(i) Start with the left-hand side (LHS):

\(\tan x + \frac{1}{\tan x} = \frac{\sin x}{\cos x} + \frac{\cos x}{\sin x}\)

Combine the fractions:

\(= \frac{\sin^2 x + \cos^2 x}{\sin x \cos x}\)

Using the identity \(\sin^2 x + \cos^2 x = 1\), we have:

\(= \frac{1}{\sin x \cos x}\)

Thus, the identity is proven.

(ii) Given equation:

\(\frac{2}{\sin x \cos x} = 1 + 3 \tan x\)

Using part (i), substitute \(\frac{2}{\sin x \cos x} = 2 \left( \tan x + \frac{1}{\tan x} \right)\):

\(2 \left( \tan x + \frac{1}{\tan x} \right) = 3 \tan x + 1\)

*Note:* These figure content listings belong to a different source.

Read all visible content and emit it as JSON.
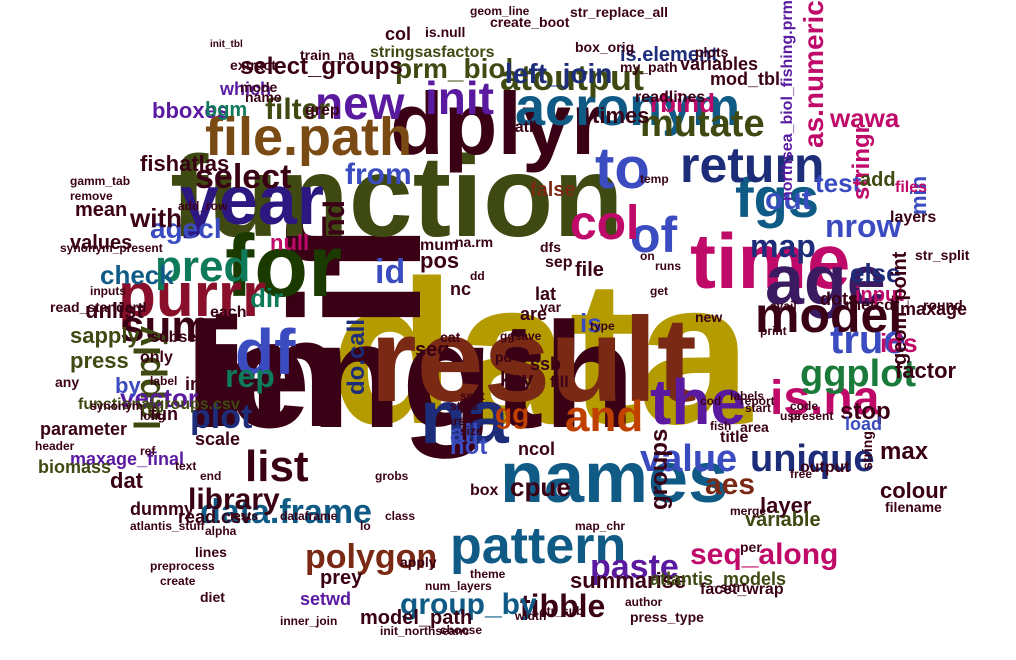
{
  "cloud": {
    "words": [
      {
        "text": "data",
        "color": "#b39b00"
      },
      {
        "text": "length",
        "color": "#3a0016"
      },
      {
        "text": "if",
        "color": "#3a0016"
      },
      {
        "text": "in",
        "color": "#3a0016"
      },
      {
        "text": "function",
        "color": "#3e4a12"
      },
      {
        "text": "result",
        "color": "#7a2a14"
      },
      {
        "text": "time",
        "color": "#c00a6a"
      },
      {
        "text": "names",
        "color": "#0f5b86"
      },
      {
        "text": "dplyr",
        "color": "#3a0016"
      },
      {
        "text": "for",
        "color": "#1a3a00"
      },
      {
        "text": "na",
        "color": "#1d2d7a"
      },
      {
        "text": "year",
        "color": "#2c1880"
      },
      {
        "text": "age",
        "color": "#3a1a60"
      },
      {
        "text": "the",
        "color": "#5a1aa0"
      },
      {
        "text": "to",
        "color": "#3a4cc0"
      },
      {
        "text": "purrr",
        "color": "#8a0f2a"
      },
      {
        "text": "acronym",
        "color": "#0f5b86"
      },
      {
        "text": "file.path",
        "color": "#7a4a14"
      },
      {
        "text": "model",
        "color": "#3a0016"
      },
      {
        "text": "pattern",
        "color": "#0f5b86"
      },
      {
        "text": "df",
        "color": "#3a4cc0"
      },
      {
        "text": "fgs",
        "color": "#0f5b86"
      },
      {
        "text": "return",
        "color": "#1d2d7a"
      },
      {
        "text": "new",
        "color": "#5a1aa0"
      },
      {
        "text": "init",
        "color": "#5a1aa0"
      },
      {
        "text": "pred",
        "color": "#0f7a5a"
      },
      {
        "text": "sum",
        "color": "#3a0016"
      },
      {
        "text": "list",
        "color": "#3a0016"
      },
      {
        "text": "is.na",
        "color": "#c00a6a"
      },
      {
        "text": "and",
        "color": "#c04000"
      },
      {
        "text": "of",
        "color": "#3a4cc0"
      },
      {
        "text": "col",
        "color": "#c00a6a"
      },
      {
        "text": "ggplot",
        "color": "#1a7a3a"
      },
      {
        "text": "mutate",
        "color": "#3e4a12"
      },
      {
        "text": "atoutput",
        "color": "#3e4a12"
      },
      {
        "text": "true",
        "color": "#3a4cc0"
      },
      {
        "text": "polygon",
        "color": "#7a2a14"
      },
      {
        "text": "data.frame",
        "color": "#0f5b86"
      },
      {
        "text": "lapply",
        "color": "#3e4a12"
      },
      {
        "text": "plot",
        "color": "#1d2d7a"
      },
      {
        "text": "select",
        "color": "#3a0016"
      },
      {
        "text": "unique",
        "color": "#1d2d7a"
      },
      {
        "text": "value",
        "color": "#3a4cc0"
      },
      {
        "text": "aes",
        "color": "#7a2a14"
      },
      {
        "text": "tibble",
        "color": "#3a0016"
      },
      {
        "text": "library",
        "color": "#3a0016"
      },
      {
        "text": "group_by",
        "color": "#0f5b86"
      },
      {
        "text": "seq_along",
        "color": "#c00a6a"
      },
      {
        "text": "paste",
        "color": "#5a1aa0"
      },
      {
        "text": "map",
        "color": "#1d2d7a"
      },
      {
        "text": "nrow",
        "color": "#3a4cc0"
      },
      {
        "text": "prm_biol",
        "color": "#3e4a12"
      },
      {
        "text": "left_join",
        "color": "#1d2d7a"
      },
      {
        "text": "filter",
        "color": "#3e4a12"
      },
      {
        "text": "select_groups",
        "color": "#3a0016"
      },
      {
        "text": "rep",
        "color": "#0f7a5a"
      },
      {
        "text": "all",
        "color": "#3a4cc0"
      },
      {
        "text": "stop",
        "color": "#3a0016"
      },
      {
        "text": "max",
        "color": "#3a0016"
      },
      {
        "text": "gg",
        "color": "#c04000"
      },
      {
        "text": "layer",
        "color": "#3a0016"
      },
      {
        "text": "is",
        "color": "#3a4cc0"
      },
      {
        "text": "out",
        "color": "#3a4cc0"
      },
      {
        "text": "agecl",
        "color": "#3a4cc0"
      },
      {
        "text": "id",
        "color": "#3a4cc0"
      },
      {
        "text": "from",
        "color": "#3a4cc0"
      },
      {
        "text": "with",
        "color": "#3a0016"
      },
      {
        "text": "null",
        "color": "#c00a6a"
      },
      {
        "text": "ind",
        "color": "#3a0016"
      },
      {
        "text": "pos",
        "color": "#3a0016"
      },
      {
        "text": "dir",
        "color": "#0f7a5a"
      },
      {
        "text": "else",
        "color": "#1d2d7a"
      },
      {
        "text": "ids",
        "color": "#c00a6a"
      },
      {
        "text": "factor",
        "color": "#3a0016"
      },
      {
        "text": "vector",
        "color": "#5a1aa0"
      },
      {
        "text": "by",
        "color": "#3a4cc0"
      },
      {
        "text": "check",
        "color": "#0f5b86"
      },
      {
        "text": "unlist",
        "color": "#3a0016"
      },
      {
        "text": "sapply",
        "color": "#3e4a12"
      },
      {
        "text": "press",
        "color": "#3e4a12"
      },
      {
        "text": "not",
        "color": "#3a4cc0"
      },
      {
        "text": "colour",
        "color": "#3a0016"
      },
      {
        "text": "cpue",
        "color": "#3a0016"
      },
      {
        "text": "prey",
        "color": "#3a0016"
      },
      {
        "text": "summarise",
        "color": "#3a0016"
      },
      {
        "text": "groups",
        "color": "#3a0016"
      },
      {
        "text": "test",
        "color": "#3a4cc0"
      },
      {
        "text": "stringr",
        "color": "#c00a6a"
      },
      {
        "text": "as.numeric",
        "color": "#c00a6a"
      },
      {
        "text": "wawa",
        "color": "#c00a6a"
      },
      {
        "text": "rbind",
        "color": "#c00a6a"
      },
      {
        "text": "col",
        "color": "#3a0016"
      },
      {
        "text": "stringsasfactors",
        "color": "#3e4a12"
      },
      {
        "text": "is.element",
        "color": "#1d2d7a"
      },
      {
        "text": "bboxes",
        "color": "#5a1aa0"
      },
      {
        "text": "fishatlas",
        "color": "#3a0016"
      },
      {
        "text": "values",
        "color": "#3a0016"
      },
      {
        "text": "mean",
        "color": "#3a0016"
      },
      {
        "text": "false",
        "color": "#7a2a14"
      },
      {
        "text": "bgm",
        "color": "#0f7a5a"
      },
      {
        "text": "which",
        "color": "#5a1aa0"
      },
      {
        "text": "times",
        "color": "#3a0016"
      },
      {
        "text": "add",
        "color": "#3e4a12"
      },
      {
        "text": "min",
        "color": "#3a4cc0"
      },
      {
        "text": "files",
        "color": "#c00a6a"
      },
      {
        "text": "input",
        "color": "#c00a6a"
      },
      {
        "text": "dots",
        "color": "#3a0016"
      },
      {
        "text": "rnetcdf",
        "color": "#3a0016"
      },
      {
        "text": "maxage",
        "color": "#3a0016"
      },
      {
        "text": "layers",
        "color": "#3a0016"
      },
      {
        "text": "load",
        "color": "#3a4cc0"
      },
      {
        "text": "string",
        "color": "#3a0016"
      },
      {
        "text": "variable",
        "color": "#3e4a12"
      },
      {
        "text": "do.call",
        "color": "#1d2d7a"
      },
      {
        "text": "init",
        "color": "#3a0016"
      },
      {
        "text": "fun",
        "color": "#3a0016"
      },
      {
        "text": "scale",
        "color": "#3a0016"
      },
      {
        "text": "dat",
        "color": "#3a0016"
      },
      {
        "text": "maxage_final",
        "color": "#5a1aa0"
      },
      {
        "text": "dummy",
        "color": "#3a0016"
      },
      {
        "text": "read.csv",
        "color": "#3a0016"
      },
      {
        "text": "setwd",
        "color": "#5a1aa0"
      },
      {
        "text": "model_path",
        "color": "#3a0016"
      },
      {
        "text": "atlantis_models",
        "color": "#3e4a12"
      },
      {
        "text": "facet_wrap",
        "color": "#3a0016"
      },
      {
        "text": "geom_point",
        "color": "#3a0016"
      },
      {
        "text": "functionalgroups.csv",
        "color": "#3e4a12"
      },
      {
        "text": "read_standard",
        "color": "#3a0016"
      },
      {
        "text": "subset",
        "color": "#3a0016"
      },
      {
        "text": "each",
        "color": "#3a0016"
      },
      {
        "text": "only",
        "color": "#3a0016"
      },
      {
        "text": "any",
        "color": "#3a0016"
      },
      {
        "text": "parameter",
        "color": "#3a0016"
      },
      {
        "text": "biomass",
        "color": "#3e4a12"
      },
      {
        "text": "ncol",
        "color": "#3a0016"
      },
      {
        "text": "box",
        "color": "#3a0016"
      },
      {
        "text": "output",
        "color": "#3a0016"
      },
      {
        "text": "filename",
        "color": "#3a0016"
      },
      {
        "text": "title",
        "color": "#3a0016"
      },
      {
        "text": "area",
        "color": "#3a0016"
      },
      {
        "text": "new",
        "color": "#3a0016"
      },
      {
        "text": "key",
        "color": "#3a0016"
      },
      {
        "text": "file",
        "color": "#3a0016"
      },
      {
        "text": "nc",
        "color": "#3a0016"
      },
      {
        "text": "are",
        "color": "#3a0016"
      },
      {
        "text": "lat",
        "color": "#3a0016"
      },
      {
        "text": "pd",
        "color": "#3a0016"
      },
      {
        "text": "seq",
        "color": "#3a0016"
      },
      {
        "text": "cat",
        "color": "#3a0016"
      },
      {
        "text": "ssb",
        "color": "#3a0016"
      },
      {
        "text": "fill",
        "color": "#3a0016"
      },
      {
        "text": "var",
        "color": "#3a0016"
      },
      {
        "text": "sep",
        "color": "#3a0016"
      },
      {
        "text": "dfs",
        "color": "#3a0016"
      },
      {
        "text": "na.rm",
        "color": "#3a0016"
      },
      {
        "text": "mum",
        "color": "#3a0016"
      },
      {
        "text": "grep",
        "color": "#3a0016"
      },
      {
        "text": "name",
        "color": "#3a0016"
      },
      {
        "text": "mode",
        "color": "#3a0016"
      },
      {
        "text": "path",
        "color": "#3a0016"
      },
      {
        "text": "mod_tbl",
        "color": "#3a0016"
      },
      {
        "text": "readlines",
        "color": "#3a0016"
      },
      {
        "text": "variables",
        "color": "#3a0016"
      },
      {
        "text": "extract",
        "color": "#3a0016"
      },
      {
        "text": "my_path",
        "color": "#3a0016"
      },
      {
        "text": "train_na",
        "color": "#3a0016"
      },
      {
        "text": "init_tbl",
        "color": "#3a0016"
      },
      {
        "text": "is.null",
        "color": "#3a0016"
      },
      {
        "text": "box_orig",
        "color": "#3a0016"
      },
      {
        "text": "plots",
        "color": "#3a0016"
      },
      {
        "text": "create_boot",
        "color": "#3a0016"
      },
      {
        "text": "geom_line",
        "color": "#3a0016"
      },
      {
        "text": "str_replace_all",
        "color": "#3a0016"
      },
      {
        "text": "northsea_biol_fishing.prm",
        "color": "#5a1aa0"
      },
      {
        "text": "str_split",
        "color": "#3a0016"
      },
      {
        "text": "round",
        "color": "#3a0016"
      },
      {
        "text": "sort",
        "color": "#3a0016"
      },
      {
        "text": "per",
        "color": "#3a0016"
      },
      {
        "text": "lines",
        "color": "#3a0016"
      },
      {
        "text": "alpha",
        "color": "#3a0016"
      },
      {
        "text": "tests",
        "color": "#3a0016"
      },
      {
        "text": "diet",
        "color": "#3a0016"
      },
      {
        "text": "create",
        "color": "#3a0016"
      },
      {
        "text": "preprocess",
        "color": "#3a0016"
      },
      {
        "text": "num_layers",
        "color": "#3a0016"
      },
      {
        "text": "apply",
        "color": "#3a0016"
      },
      {
        "text": "theme",
        "color": "#3a0016"
      },
      {
        "text": "map_chr",
        "color": "#3a0016"
      },
      {
        "text": "author",
        "color": "#3a0016"
      },
      {
        "text": "str_sub",
        "color": "#3a0016"
      },
      {
        "text": "press_type",
        "color": "#3a0016"
      },
      {
        "text": "inner_join",
        "color": "#3a0016"
      },
      {
        "text": "init_northseanc",
        "color": "#3a0016"
      },
      {
        "text": "choose",
        "color": "#3a0016"
      },
      {
        "text": "atlantis_stuff",
        "color": "#3a0016"
      },
      {
        "text": "dataframe",
        "color": "#3a0016"
      },
      {
        "text": "class",
        "color": "#3a0016"
      },
      {
        "text": "grobs",
        "color": "#3a0016"
      },
      {
        "text": "free",
        "color": "#3a0016"
      },
      {
        "text": "merge",
        "color": "#3a0016"
      },
      {
        "text": "print",
        "color": "#3a0016"
      },
      {
        "text": "code",
        "color": "#3a0016"
      },
      {
        "text": "use",
        "color": "#3a0016"
      },
      {
        "text": "start",
        "color": "#3a0016"
      },
      {
        "text": "labels",
        "color": "#3a0016"
      },
      {
        "text": "header",
        "color": "#3a0016"
      },
      {
        "text": "long",
        "color": "#3a0016"
      },
      {
        "text": "remove",
        "color": "#3a0016"
      },
      {
        "text": "label",
        "color": "#3a0016"
      },
      {
        "text": "temp",
        "color": "#3a0016"
      },
      {
        "text": "add_row",
        "color": "#3a0016"
      },
      {
        "text": "gamm_tab",
        "color": "#3a0016"
      },
      {
        "text": "synonym_present",
        "color": "#3a0016"
      },
      {
        "text": "inputs",
        "color": "#3a0016"
      },
      {
        "text": "synonym",
        "color": "#3a0016"
      },
      {
        "text": "ref",
        "color": "#3a0016"
      },
      {
        "text": "end",
        "color": "#3a0016"
      },
      {
        "text": "text",
        "color": "#3a0016"
      },
      {
        "text": "width",
        "color": "#3a0016"
      },
      {
        "text": "size",
        "color": "#3a0016"
      },
      {
        "text": "stats",
        "color": "#3a0016"
      },
      {
        "text": "split",
        "color": "#3a0016"
      },
      {
        "text": "lo",
        "color": "#3a0016"
      },
      {
        "text": "dd",
        "color": "#3a0016"
      },
      {
        "text": "on",
        "color": "#3a0016"
      },
      {
        "text": "runs",
        "color": "#3a0016"
      },
      {
        "text": "get",
        "color": "#3a0016"
      },
      {
        "text": "avail",
        "color": "#3a0016"
      },
      {
        "text": "type",
        "color": "#3a0016"
      },
      {
        "text": "vars",
        "color": "#3a0016"
      },
      {
        "text": "cod",
        "color": "#3a0016"
      },
      {
        "text": "fish",
        "color": "#3a0016"
      },
      {
        "text": "report",
        "color": "#3a0016"
      },
      {
        "text": "present",
        "color": "#3a0016"
      },
      {
        "text": "ggsave",
        "color": "#3a0016"
      }
    ]
  }
}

Multiply through by \(\tan x\):

\(2 \tan^2 x + 2 = 3 \tan x + \tan x\)

Rearrange to form a quadratic equation:

\(2 \tan^2 x + \tan x - 2 = 0\)

Solving the quadratic equation, we find:

\(\tan x = 1\) or \(\tan x = -2\)

For \(\tan x = 1\), \(x = 45^\circ\).

For \(\tan x = -2\), \(x = 116.6^\circ\).